Sandro Nicević
- Nicević with Beşiktaş.

Personal information
- Born: 16 June 1976 (age 49) Pula, SR Croatia, SFR Yugoslavia
- Nationality: Croatian
- Listed height: 6 ft 11 in (2.11 m)
- Listed weight: 235 lb (107 kg)

Career information
- Playing career: 1994–2017
- Position: Center

Career history
- 1994–1995: Gradine Pula
- 1995–1996: Franck Zagreb
- 1996–1997: Benston Zagreb
- 1997–2001: Cibona Zagreb
- 2001: Olimpija Ljubljana
- 2001–2004: Le Mans
- 2004–2005: AEK Athens
- 2005–2006: Unicaja Málaga
- 2006–2007: Le Mans
- 2007–2008: Beşiktaş
- 2008–2011: Benetton Basket
- 2011–2012: Sutor Montegranaro
- 2013: Treviso Basket
- 2013: Cibona Zagreb
- 2013–2017: Orlandina Basket

Career highlights
- All-EuroCup Team (2009); Spanish League champion (2006); Greek League All-Star (2005); French Cup winner (2004); 5× Croatian League champion (1998–2001, 2013); 3× Croatian Cup winner (1999, 2001, 2013); 2x Croatian All-Star (1996, 2000);

= Sandro Nicević =

Croatian basketball player

Sandro Nicević (born 16 June 1976 in Pula, SR Croatia, SFR Yugoslavia) is a retired Croatian professional basketball player, who last played for Orlandina Basket in the Italian Serie A.

==Professional career==
Nicević started playing basketball at his hometown club Gradine Pula. Soon he attracted interest of Croatian powerhouse Cibona Zagreb. After two seasons at Cibona's feeder teams Franck and Benston, Nicević joined Cibona's first squad and become crucial team member. In 2001 Nicević left Cibona starting his tour all around Europe, playing in Slovenia (Olimpija), France (Le Mans), Greece (AEK), Spain (Málaga), Turkey (Beşiktaş) and Italy (Treviso and Montegranaro).

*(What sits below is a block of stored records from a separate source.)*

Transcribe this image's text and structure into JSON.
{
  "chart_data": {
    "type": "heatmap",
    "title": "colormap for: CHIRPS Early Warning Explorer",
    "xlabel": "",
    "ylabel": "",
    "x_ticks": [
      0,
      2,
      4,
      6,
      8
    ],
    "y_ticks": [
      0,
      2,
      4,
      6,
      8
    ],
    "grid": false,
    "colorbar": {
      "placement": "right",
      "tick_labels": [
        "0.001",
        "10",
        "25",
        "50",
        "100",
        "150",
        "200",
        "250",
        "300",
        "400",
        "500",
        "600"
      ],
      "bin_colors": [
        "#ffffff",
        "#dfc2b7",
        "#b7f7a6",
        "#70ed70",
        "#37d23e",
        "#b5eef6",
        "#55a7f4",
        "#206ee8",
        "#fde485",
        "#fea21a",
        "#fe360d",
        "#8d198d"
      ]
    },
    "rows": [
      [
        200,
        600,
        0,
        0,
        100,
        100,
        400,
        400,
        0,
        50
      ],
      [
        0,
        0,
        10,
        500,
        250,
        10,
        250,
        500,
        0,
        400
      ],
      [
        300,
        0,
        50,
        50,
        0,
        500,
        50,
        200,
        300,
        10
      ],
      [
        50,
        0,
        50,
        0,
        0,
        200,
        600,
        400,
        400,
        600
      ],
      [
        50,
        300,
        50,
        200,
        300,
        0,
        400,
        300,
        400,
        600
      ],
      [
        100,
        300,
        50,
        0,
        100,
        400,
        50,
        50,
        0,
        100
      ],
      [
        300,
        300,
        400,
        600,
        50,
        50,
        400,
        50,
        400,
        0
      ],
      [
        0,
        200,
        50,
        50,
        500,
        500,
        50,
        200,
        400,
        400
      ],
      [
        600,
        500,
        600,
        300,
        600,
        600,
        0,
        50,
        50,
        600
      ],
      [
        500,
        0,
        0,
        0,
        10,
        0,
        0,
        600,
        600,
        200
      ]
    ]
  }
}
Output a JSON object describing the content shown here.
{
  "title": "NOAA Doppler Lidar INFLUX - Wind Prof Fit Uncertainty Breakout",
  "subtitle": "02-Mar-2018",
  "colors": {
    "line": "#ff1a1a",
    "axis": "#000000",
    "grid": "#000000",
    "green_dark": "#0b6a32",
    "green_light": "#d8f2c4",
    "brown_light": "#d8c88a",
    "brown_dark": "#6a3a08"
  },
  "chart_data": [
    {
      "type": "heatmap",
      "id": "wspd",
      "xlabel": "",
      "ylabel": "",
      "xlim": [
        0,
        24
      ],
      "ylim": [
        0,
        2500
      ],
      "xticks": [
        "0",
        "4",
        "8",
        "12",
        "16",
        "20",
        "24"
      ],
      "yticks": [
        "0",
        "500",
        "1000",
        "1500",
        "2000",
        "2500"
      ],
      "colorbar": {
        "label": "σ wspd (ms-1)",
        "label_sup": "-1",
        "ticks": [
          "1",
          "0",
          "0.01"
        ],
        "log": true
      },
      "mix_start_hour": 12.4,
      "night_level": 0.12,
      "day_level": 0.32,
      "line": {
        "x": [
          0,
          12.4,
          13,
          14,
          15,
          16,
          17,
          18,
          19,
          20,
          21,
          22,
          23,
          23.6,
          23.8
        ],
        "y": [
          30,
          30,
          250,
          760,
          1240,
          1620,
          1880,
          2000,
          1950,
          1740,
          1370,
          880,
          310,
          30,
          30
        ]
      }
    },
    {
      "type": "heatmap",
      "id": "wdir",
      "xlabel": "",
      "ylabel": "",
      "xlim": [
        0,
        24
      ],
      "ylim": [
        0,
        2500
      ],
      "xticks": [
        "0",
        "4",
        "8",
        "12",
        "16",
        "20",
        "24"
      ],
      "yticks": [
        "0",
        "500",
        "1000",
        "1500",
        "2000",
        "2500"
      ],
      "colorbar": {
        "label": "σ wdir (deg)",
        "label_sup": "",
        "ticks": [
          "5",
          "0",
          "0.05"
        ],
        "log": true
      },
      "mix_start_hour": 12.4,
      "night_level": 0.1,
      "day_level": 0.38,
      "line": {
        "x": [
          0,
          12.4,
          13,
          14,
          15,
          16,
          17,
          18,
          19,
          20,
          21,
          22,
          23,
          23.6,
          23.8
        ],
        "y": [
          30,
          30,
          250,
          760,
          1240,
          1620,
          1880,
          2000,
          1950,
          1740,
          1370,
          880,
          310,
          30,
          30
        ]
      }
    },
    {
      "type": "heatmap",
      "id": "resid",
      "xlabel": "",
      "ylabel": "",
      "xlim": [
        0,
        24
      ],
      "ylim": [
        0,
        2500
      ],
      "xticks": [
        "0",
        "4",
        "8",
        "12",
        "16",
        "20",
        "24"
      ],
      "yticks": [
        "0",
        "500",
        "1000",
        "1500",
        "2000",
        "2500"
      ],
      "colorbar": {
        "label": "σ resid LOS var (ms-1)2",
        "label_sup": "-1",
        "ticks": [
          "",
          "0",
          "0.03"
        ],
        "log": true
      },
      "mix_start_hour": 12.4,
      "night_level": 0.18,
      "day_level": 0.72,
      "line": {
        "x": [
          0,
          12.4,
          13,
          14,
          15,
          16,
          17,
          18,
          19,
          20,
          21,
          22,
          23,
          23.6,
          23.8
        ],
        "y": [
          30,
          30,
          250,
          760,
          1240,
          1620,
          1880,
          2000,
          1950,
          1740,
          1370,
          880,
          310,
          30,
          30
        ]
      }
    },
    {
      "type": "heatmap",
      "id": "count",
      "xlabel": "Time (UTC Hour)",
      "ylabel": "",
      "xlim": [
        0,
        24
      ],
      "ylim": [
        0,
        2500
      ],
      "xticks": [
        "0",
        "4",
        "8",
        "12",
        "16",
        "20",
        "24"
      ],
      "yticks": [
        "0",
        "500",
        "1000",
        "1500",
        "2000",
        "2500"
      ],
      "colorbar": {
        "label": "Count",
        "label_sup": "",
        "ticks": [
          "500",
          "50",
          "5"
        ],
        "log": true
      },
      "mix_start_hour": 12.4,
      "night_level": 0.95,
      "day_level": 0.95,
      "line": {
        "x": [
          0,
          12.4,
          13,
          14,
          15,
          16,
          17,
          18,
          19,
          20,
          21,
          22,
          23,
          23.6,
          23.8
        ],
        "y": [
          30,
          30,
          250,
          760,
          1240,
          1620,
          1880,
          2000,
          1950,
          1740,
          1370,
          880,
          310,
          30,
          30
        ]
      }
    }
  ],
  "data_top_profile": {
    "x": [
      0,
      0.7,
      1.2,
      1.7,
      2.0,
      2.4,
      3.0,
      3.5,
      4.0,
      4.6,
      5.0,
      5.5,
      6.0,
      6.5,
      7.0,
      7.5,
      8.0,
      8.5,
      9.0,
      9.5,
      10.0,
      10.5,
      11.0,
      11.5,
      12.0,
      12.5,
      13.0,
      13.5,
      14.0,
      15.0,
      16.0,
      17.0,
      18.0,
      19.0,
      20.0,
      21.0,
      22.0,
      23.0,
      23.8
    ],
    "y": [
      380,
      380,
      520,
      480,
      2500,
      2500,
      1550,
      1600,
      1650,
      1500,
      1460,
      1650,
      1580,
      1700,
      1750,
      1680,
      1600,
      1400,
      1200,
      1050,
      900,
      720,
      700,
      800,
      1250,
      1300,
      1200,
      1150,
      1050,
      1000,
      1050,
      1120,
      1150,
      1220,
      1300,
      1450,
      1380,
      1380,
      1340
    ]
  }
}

After initially retiring in 2012, Nicević reactivated his career to help his former clubs. First in January 2013 he played one promotion game for Treviso, his former club that went to lower Italian league after main sponsor Benetton family withdrew from it. In February 2013 it was revealed that Nicević signed for Cibona, his former club facing financial troubles. In his first game with Cibona he scored a buzzer beater in Croatian Cup final against Cedevita.

In July 2013 Nicević accepted offer from Italian second division side Orlandina Basket.

==National team career==
Nicević was a member of the Croatian national basketball team. He played at the 1997 EuroBasket, the 2003 EuroBasket, the 2008 Summer Olympics, and the 2009 EuroBasket.